There is a secular tailwind for the leading search company, Baidu, which will be the likely beneficiary as normalization occurs. According to consensus estimates, Baidu is expected to post EPS of $4.61 in the current year and $6.49 in the next year. It is trading at 22.8x forward P/E, which is reasonable given its 50% growth rate. I have discussed Baidu's growth prospects and valuations in detail in a previous article. Please visit it for my detailed long thesis on Baidu.

eBay's core retailing business - Marketplace - seems to be making a turnaround, as it revamped the website and invested in new technologies ,recasting it as an online mall. eBay's payments unit, PayPal, is also performing strongly. Last quarter, the active Paypal accounts increased by 13% YoY and Paypal showed a strong increase of 130 bp in its margins. Both these businesses, PayPal and Marketplace, have more than 100 million active users, and the user base is growing steadily.

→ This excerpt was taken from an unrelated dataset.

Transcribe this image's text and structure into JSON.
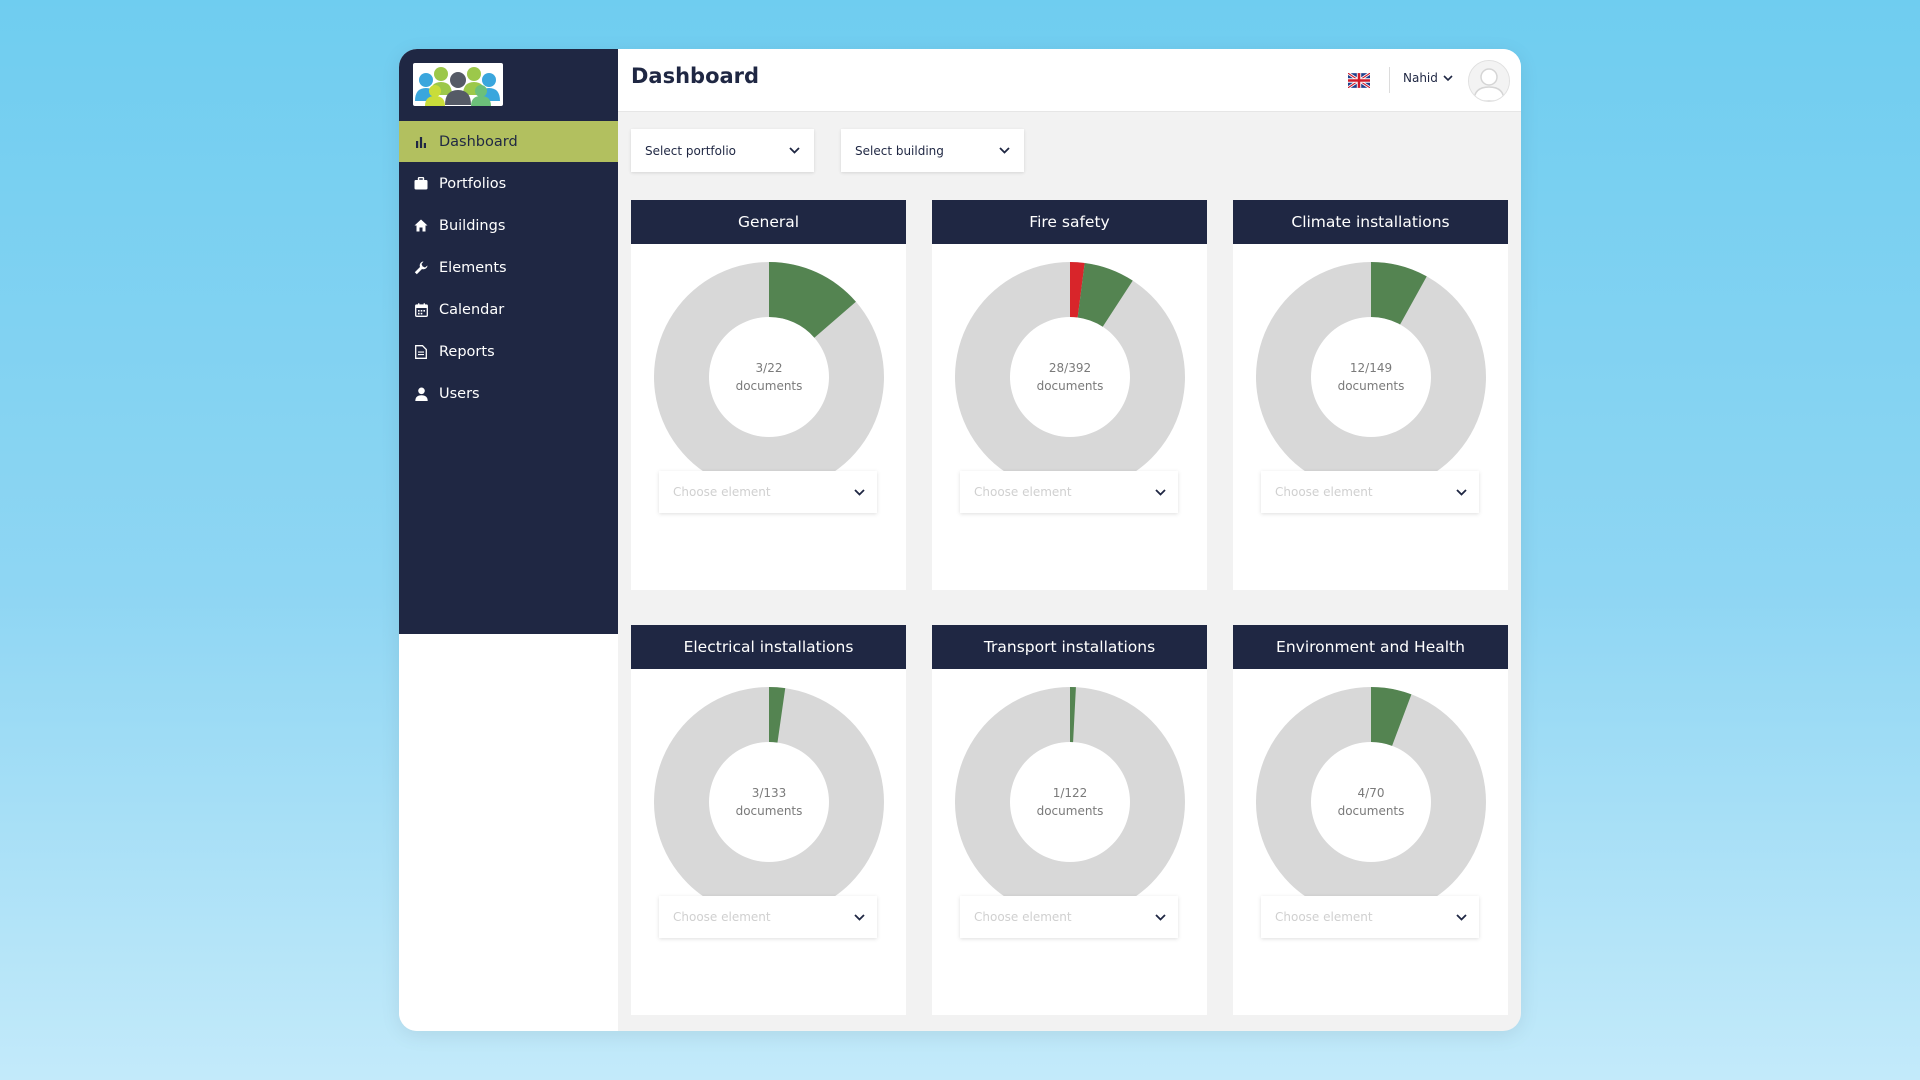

In addition to strong trends in its PayPal and marketplace businesses, eBay's new mobile payment systems seem to be making headway along with the robust growth of the e-commerce businesses. The mobile payment volume was $4 billion in 2011, five times more than its previous year's volume and is estimated to reach $7 billion in 2012.

Although eBay's guidance for 2012 was mixed, this was mainly to do with conservatism on the part of management, particularly given the eurozone uncertainty. I recommend buying the stock from a medium-term perspective, as the turnaround of its core marketplace business continues to attract more and more consumers.

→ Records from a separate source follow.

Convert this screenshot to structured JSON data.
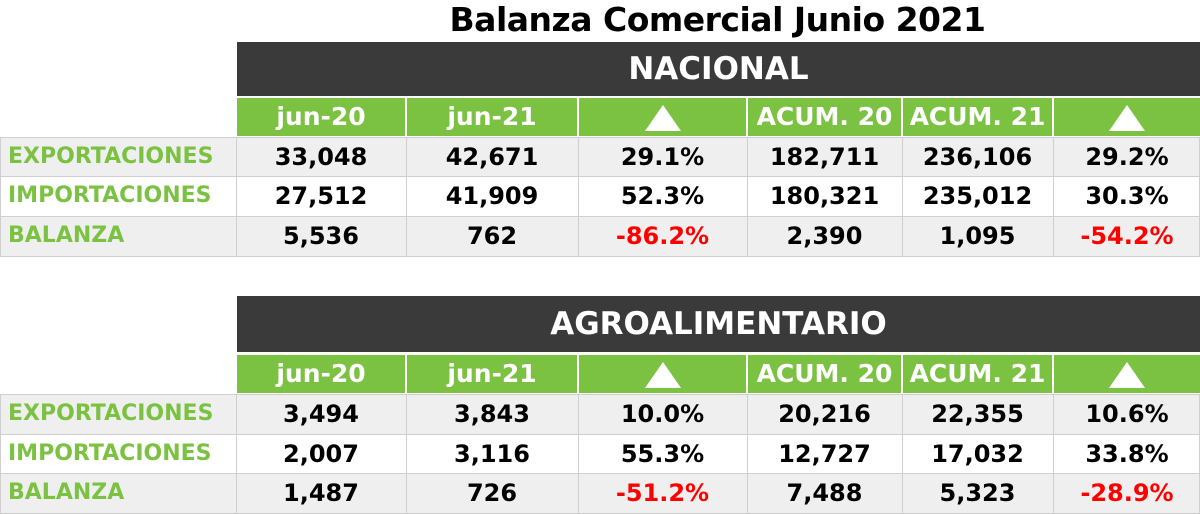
{
  "title": "Balanza Comercial Junio 2021",
  "colors": {
    "green": "#7cc242",
    "dark": "#3a3a3a",
    "negative": "#ff0000"
  },
  "tables": [
    {
      "name": "NACIONAL",
      "headers": [
        "jun-20",
        "jun-21",
        "△",
        "ACUM. 20",
        "ACUM. 21",
        "△"
      ],
      "rows": [
        {
          "label": "EXPORTACIONES",
          "values": [
            "33,048",
            "42,671",
            "29.1%",
            "182,711",
            "236,106",
            "29.2%"
          ]
        },
        {
          "label": "IMPORTACIONES",
          "values": [
            "27,512",
            "41,909",
            "52.3%",
            "180,321",
            "235,012",
            "30.3%"
          ]
        },
        {
          "label": "BALANZA",
          "values": [
            "5,536",
            "762",
            "-86.2%",
            "2,390",
            "1,095",
            "-54.2%"
          ]
        }
      ]
    },
    {
      "name": "AGROALIMENTARIO",
      "headers": [
        "jun-20",
        "jun-21",
        "△",
        "ACUM. 20",
        "ACUM. 21",
        "△"
      ],
      "rows": [
        {
          "label": "EXPORTACIONES",
          "values": [
            "3,494",
            "3,843",
            "10.0%",
            "20,216",
            "22,355",
            "10.6%"
          ]
        },
        {
          "label": "IMPORTACIONES",
          "values": [
            "2,007",
            "3,116",
            "55.3%",
            "12,727",
            "17,032",
            "33.8%"
          ]
        },
        {
          "label": "BALANZA",
          "values": [
            "1,487",
            "726",
            "-51.2%",
            "7,488",
            "5,323",
            "-28.9%"
          ]
        }
      ]
    }
  ]
}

Apple is a good company and its business fundamentals are going in the right direction as it continues to gain market share in the fast growing smart phone and tablet space. However, I am a bit skeptical on the stock after its recent run-up. I believe most of the positives are now already priced into the stock. Going forward, my key concern with the stock is declining iPhone sales in the coming quarters, as I have described in a previous article. I have a neutral rating on the stock.

LinkedIn is a good sell candidate at current levels. I expect LinkedIn to see some serious competition from Branchout going forward. Branchout is LinkedIn's competitor and uses Facebook as a platform. It now has over 12.5 million monthly active users, up from just 1 million at the beginning of the year. Branchout's rapid growth poses a big risk to LinkedIn. Its user friendly interface and utility in terms of serving both the low-end, as well as high-end job market makes it worthy competition for LinkedIn.

In a recent article - LinkedIn Now Has Some Serious Competition - I detailed the risks Branchout poses to LinkedIn. The broader investment community is clearly ignoring this threat, as is evident from LinkedIn's 47% YTD rise. I believe we are in for a big surprise on the downside. I expect a correction in LinkedIn's price - sooner rather than later.